Morozov Igor, Gaudreault Natasha N, Trujillo Jessie D, Indran Sabarish V, Cool Konner, Kwon Taeyong, Meekins David A, Balaraman Velmurugan, Artiaga Bianca Libanori, Madden Daniel W, McDowell Chester, Njaa Bradley, Retallick Jamie, Hainer Nicole, Millership Jason, Wilson William C, Tkalcevic George, Vander Horst Hanne, Burakova Yulia, King Vickie, Hutchinson Kendra, Hardham John M, Schwahn Denise J, Kumar Mahesh, Richt Juergen A
Department of Diagnostic Medicine/Pathobiology, College of Veterinary Medicine, Kansas State University, Manhattan, KS 66506, USA.
Kansas State Veterinary Diagnostic Laboratory, Kansas State University, Manhattan, KS 66506, USA.
Vaccines (Basel). 2023 Dec 8;11(12):1831. doi: 10.3390/vaccines11121831.
The objective of this work was to evaluate the safety and efficacy of a recombinant, subunit SARS-CoV-2 animal vaccine in cats against virulent SARS-CoV-2 challenge. Two groups of cats were immunized with two doses of either a recombinant SARS-CoV-2 spike protein vaccine or a placebo, administered three weeks apart. Seven weeks after the second vaccination, both groups of cats were challenged with SARS-CoV-2 via the intranasal and oral routes simultaneously. Animals were monitored for 14 days post-infection for clinical signs and viral shedding before being humanely euthanized and evaluated for macroscopic and microscopic lesions. The recombinant SARS-CoV-2 spike protein subunit vaccine induced strong serologic responses post-vaccination and significantly increased neutralizing antibody responses post-challenge. A significant difference in nasal and oral viral shedding, with significantly reduced virus load (detected using RT-qPCR) was observed in vaccinates compared to mock-vaccinated controls. Duration of nasal, oral, and rectal viral shedding was also significantly reduced in vaccinates compared to controls. No differences in histopathological lesion scores were noted between the two groups. Our findings support the safety and efficacy of the recombinant spike protein-based SARS-CoV-2 vaccine which induced high levels of neutralizing antibodies and reduced nasal, oral, and rectal viral shedding, indicating that this vaccine will be efficacious as a COVID-19 vaccine for domestic cats.

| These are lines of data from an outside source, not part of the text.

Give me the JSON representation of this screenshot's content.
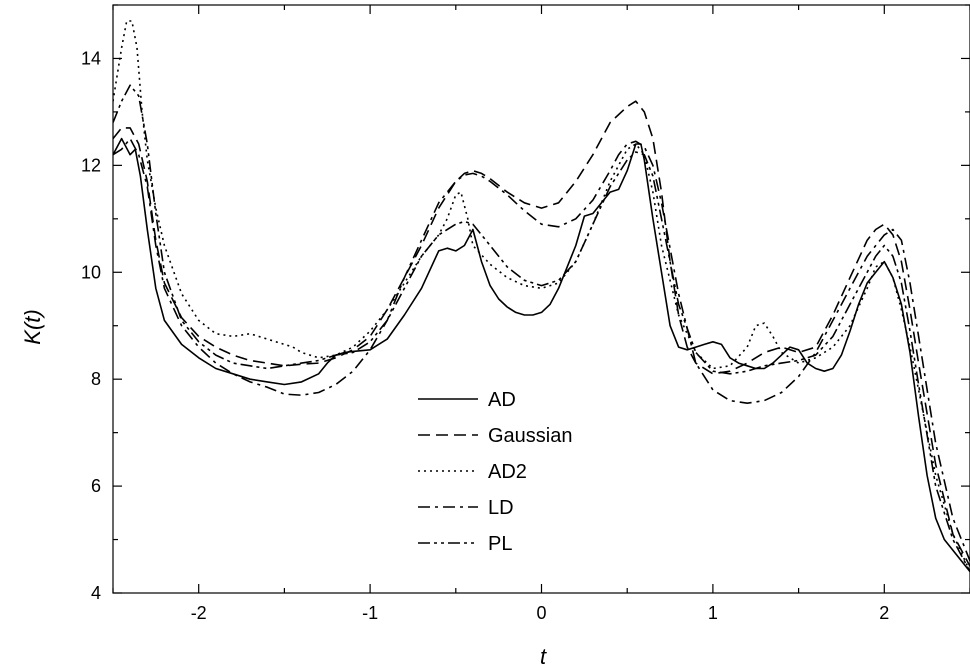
{
  "chart_data": {
    "type": "line",
    "title": "",
    "xlabel": "t",
    "ylabel": "K(t)",
    "xlim": [
      -2.5,
      2.5
    ],
    "ylim": [
      4,
      15
    ],
    "x_ticks": [
      -2,
      -1,
      0,
      1,
      2
    ],
    "y_ticks": [
      4,
      6,
      8,
      10,
      12,
      14
    ],
    "grid": false,
    "legend_position": "center",
    "series": [
      {
        "name": "AD",
        "line_style": "solid",
        "x": [
          -2.5,
          -2.45,
          -2.4,
          -2.37,
          -2.34,
          -2.3,
          -2.25,
          -2.2,
          -2.1,
          -2.0,
          -1.9,
          -1.8,
          -1.7,
          -1.6,
          -1.5,
          -1.4,
          -1.3,
          -1.25,
          -1.2,
          -1.15,
          -1.1,
          -1.0,
          -0.9,
          -0.8,
          -0.7,
          -0.6,
          -0.55,
          -0.5,
          -0.45,
          -0.4,
          -0.35,
          -0.3,
          -0.25,
          -0.2,
          -0.15,
          -0.1,
          -0.05,
          0.0,
          0.05,
          0.1,
          0.15,
          0.2,
          0.25,
          0.3,
          0.35,
          0.4,
          0.45,
          0.5,
          0.55,
          0.58,
          0.6,
          0.65,
          0.7,
          0.75,
          0.8,
          0.85,
          0.9,
          0.95,
          1.0,
          1.05,
          1.1,
          1.15,
          1.2,
          1.25,
          1.3,
          1.35,
          1.4,
          1.45,
          1.5,
          1.55,
          1.6,
          1.65,
          1.7,
          1.75,
          1.8,
          1.85,
          1.9,
          1.95,
          2.0,
          2.05,
          2.1,
          2.15,
          2.2,
          2.25,
          2.3,
          2.35,
          2.4,
          2.45,
          2.5
        ],
        "y": [
          12.2,
          12.5,
          12.2,
          12.3,
          11.8,
          10.8,
          9.7,
          9.1,
          8.65,
          8.4,
          8.2,
          8.1,
          8.0,
          7.95,
          7.9,
          7.95,
          8.1,
          8.3,
          8.45,
          8.5,
          8.52,
          8.55,
          8.75,
          9.2,
          9.7,
          10.4,
          10.45,
          10.4,
          10.5,
          10.8,
          10.2,
          9.75,
          9.5,
          9.35,
          9.25,
          9.2,
          9.2,
          9.25,
          9.4,
          9.7,
          10.1,
          10.5,
          11.05,
          11.1,
          11.3,
          11.5,
          11.55,
          11.9,
          12.4,
          12.4,
          12.1,
          11.0,
          10.0,
          9.0,
          8.6,
          8.55,
          8.6,
          8.65,
          8.7,
          8.65,
          8.4,
          8.3,
          8.25,
          8.2,
          8.2,
          8.3,
          8.45,
          8.6,
          8.55,
          8.3,
          8.2,
          8.15,
          8.2,
          8.45,
          8.9,
          9.4,
          9.8,
          10.0,
          10.2,
          9.9,
          9.4,
          8.5,
          7.3,
          6.2,
          5.4,
          5.0,
          4.8,
          4.6,
          4.4
        ]
      },
      {
        "name": "Gaussian",
        "line_style": "dashed",
        "x": [
          -2.5,
          -2.45,
          -2.4,
          -2.35,
          -2.3,
          -2.25,
          -2.2,
          -2.1,
          -2.0,
          -1.9,
          -1.8,
          -1.7,
          -1.6,
          -1.5,
          -1.4,
          -1.3,
          -1.2,
          -1.1,
          -1.0,
          -0.9,
          -0.8,
          -0.7,
          -0.6,
          -0.5,
          -0.45,
          -0.4,
          -0.35,
          -0.3,
          -0.2,
          -0.1,
          0.0,
          0.1,
          0.2,
          0.3,
          0.4,
          0.5,
          0.55,
          0.6,
          0.65,
          0.7,
          0.75,
          0.8,
          0.85,
          0.9,
          1.0,
          1.1,
          1.2,
          1.3,
          1.4,
          1.5,
          1.6,
          1.7,
          1.8,
          1.9,
          1.95,
          2.0,
          2.05,
          2.1,
          2.15,
          2.2,
          2.3,
          2.4,
          2.5
        ],
        "y": [
          12.5,
          12.7,
          12.7,
          12.4,
          11.7,
          10.6,
          9.8,
          9.15,
          8.8,
          8.6,
          8.45,
          8.35,
          8.3,
          8.25,
          8.28,
          8.3,
          8.4,
          8.55,
          8.8,
          9.3,
          9.9,
          10.5,
          11.2,
          11.7,
          11.85,
          11.9,
          11.85,
          11.75,
          11.5,
          11.3,
          11.2,
          11.3,
          11.7,
          12.2,
          12.8,
          13.1,
          13.2,
          13.0,
          12.5,
          11.5,
          10.2,
          9.2,
          8.6,
          8.3,
          8.1,
          8.15,
          8.3,
          8.5,
          8.6,
          8.5,
          8.6,
          9.2,
          9.9,
          10.6,
          10.8,
          10.9,
          10.7,
          10.2,
          9.3,
          8.3,
          6.4,
          5.1,
          4.5
        ]
      },
      {
        "name": "AD2",
        "line_style": "dotted",
        "x": [
          -2.5,
          -2.45,
          -2.42,
          -2.39,
          -2.36,
          -2.33,
          -2.3,
          -2.25,
          -2.2,
          -2.1,
          -2.0,
          -1.9,
          -1.8,
          -1.7,
          -1.6,
          -1.5,
          -1.45,
          -1.4,
          -1.3,
          -1.2,
          -1.1,
          -1.0,
          -0.9,
          -0.8,
          -0.7,
          -0.6,
          -0.55,
          -0.5,
          -0.47,
          -0.43,
          -0.4,
          -0.3,
          -0.2,
          -0.1,
          0.0,
          0.1,
          0.2,
          0.3,
          0.4,
          0.5,
          0.55,
          0.6,
          0.65,
          0.7,
          0.8,
          0.9,
          1.0,
          1.1,
          1.2,
          1.25,
          1.3,
          1.35,
          1.4,
          1.5,
          1.6,
          1.7,
          1.8,
          1.9,
          1.95,
          2.0,
          2.05,
          2.1,
          2.15,
          2.2,
          2.3,
          2.4,
          2.5
        ],
        "y": [
          13.2,
          14.2,
          14.7,
          14.7,
          14.2,
          13.0,
          12.1,
          11.2,
          10.5,
          9.6,
          9.1,
          8.85,
          8.8,
          8.85,
          8.75,
          8.65,
          8.6,
          8.5,
          8.4,
          8.45,
          8.6,
          8.9,
          9.3,
          9.8,
          10.3,
          10.7,
          11.0,
          11.45,
          11.5,
          11.0,
          10.5,
          10.15,
          9.9,
          9.75,
          9.7,
          9.8,
          10.2,
          10.9,
          11.7,
          12.3,
          12.4,
          12.2,
          11.5,
          10.5,
          9.2,
          8.5,
          8.2,
          8.25,
          8.6,
          9.0,
          9.05,
          8.8,
          8.5,
          8.3,
          8.4,
          8.6,
          9.0,
          9.7,
          10.1,
          10.2,
          9.9,
          9.3,
          8.6,
          7.8,
          6.2,
          5.1,
          4.4
        ]
      },
      {
        "name": "LD",
        "line_style": "dashdot",
        "x": [
          -2.5,
          -2.45,
          -2.4,
          -2.35,
          -2.3,
          -2.25,
          -2.2,
          -2.1,
          -2.0,
          -1.9,
          -1.8,
          -1.7,
          -1.6,
          -1.5,
          -1.4,
          -1.3,
          -1.2,
          -1.1,
          -1.0,
          -0.9,
          -0.8,
          -0.7,
          -0.6,
          -0.5,
          -0.45,
          -0.4,
          -0.35,
          -0.3,
          -0.2,
          -0.1,
          0.0,
          0.1,
          0.2,
          0.3,
          0.4,
          0.45,
          0.5,
          0.55,
          0.6,
          0.65,
          0.7,
          0.8,
          0.9,
          1.0,
          1.1,
          1.2,
          1.3,
          1.4,
          1.5,
          1.6,
          1.7,
          1.8,
          1.9,
          2.0,
          2.05,
          2.1,
          2.15,
          2.2,
          2.3,
          2.4,
          2.5
        ],
        "y": [
          12.2,
          12.3,
          12.5,
          12.2,
          11.6,
          10.5,
          9.7,
          9.0,
          8.6,
          8.3,
          8.1,
          7.95,
          7.85,
          7.72,
          7.7,
          7.75,
          7.9,
          8.15,
          8.55,
          9.1,
          9.9,
          10.6,
          11.3,
          11.7,
          11.82,
          11.85,
          11.8,
          11.7,
          11.45,
          11.15,
          10.9,
          10.85,
          11.0,
          11.35,
          11.9,
          12.2,
          12.4,
          12.45,
          12.35,
          12.0,
          11.3,
          9.6,
          8.3,
          7.8,
          7.6,
          7.55,
          7.6,
          7.75,
          8.05,
          8.5,
          9.1,
          9.7,
          10.3,
          10.7,
          10.8,
          10.6,
          9.8,
          8.8,
          6.8,
          5.4,
          4.6
        ]
      },
      {
        "name": "PL",
        "line_style": "dashdotdot",
        "x": [
          -2.5,
          -2.45,
          -2.4,
          -2.35,
          -2.3,
          -2.25,
          -2.2,
          -2.1,
          -2.0,
          -1.9,
          -1.8,
          -1.7,
          -1.6,
          -1.5,
          -1.4,
          -1.3,
          -1.2,
          -1.1,
          -1.0,
          -0.9,
          -0.8,
          -0.7,
          -0.6,
          -0.5,
          -0.45,
          -0.4,
          -0.3,
          -0.2,
          -0.1,
          0.0,
          0.1,
          0.2,
          0.3,
          0.4,
          0.5,
          0.55,
          0.6,
          0.65,
          0.7,
          0.8,
          0.9,
          1.0,
          1.1,
          1.2,
          1.3,
          1.4,
          1.5,
          1.6,
          1.7,
          1.8,
          1.9,
          1.95,
          2.0,
          2.05,
          2.1,
          2.15,
          2.2,
          2.3,
          2.4,
          2.5
        ],
        "y": [
          12.8,
          13.2,
          13.5,
          13.3,
          12.4,
          11.1,
          10.0,
          9.1,
          8.7,
          8.45,
          8.3,
          8.25,
          8.2,
          8.25,
          8.3,
          8.35,
          8.45,
          8.5,
          8.7,
          9.1,
          9.7,
          10.3,
          10.7,
          10.9,
          10.95,
          10.9,
          10.5,
          10.1,
          9.85,
          9.75,
          9.85,
          10.2,
          10.9,
          11.6,
          12.1,
          12.25,
          12.2,
          11.8,
          11.0,
          9.4,
          8.5,
          8.15,
          8.1,
          8.15,
          8.25,
          8.3,
          8.35,
          8.45,
          8.8,
          9.4,
          10.0,
          10.3,
          10.5,
          10.3,
          9.8,
          8.9,
          7.9,
          6.0,
          5.0,
          4.4
        ]
      }
    ]
  }
}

本研究的目的是评估一种重组亚单位SARS-CoV-2动物疫苗对猫抵抗强毒株SARS-CoV-2攻击的安全性和有效性。两组猫分别用两剂重组SARS-CoV-2刺突蛋白疫苗或安慰剂进行免疫,间隔三周给药。第二次接种疫苗七周后,两组猫同时通过鼻内和口服途径接受SARS-CoV-2攻击。在感染后14天对动物进行临床症状和病毒脱落监测,然后实施安乐死并评估宏观和微观病变。重组SARS-CoV-2刺突蛋白亚单位疫苗在接种后诱导了强烈的血清学反应,并在攻击后显著提高了中和抗体反应。与 mock 疫苗接种对照组相比,接种疫苗的猫在鼻腔和口腔病毒脱落方面存在显著差异,病毒载量(使用RT-qPCR检测)显著降低。与对照组相比,接种疫苗的猫在鼻腔、口腔和直肠的病毒脱落持续时间也显著缩短。两组之间的组织病理学病变评分没有差异。我们的研究结果支持基于重组刺突蛋白的SARS-CoV-2疫苗的安全性和有效性,该疫苗诱导了高水平的中和抗体并减少了鼻腔、口腔和直肠的病毒脱落,表明这种疫苗作为家猫的COVID-19疫苗将是有效的。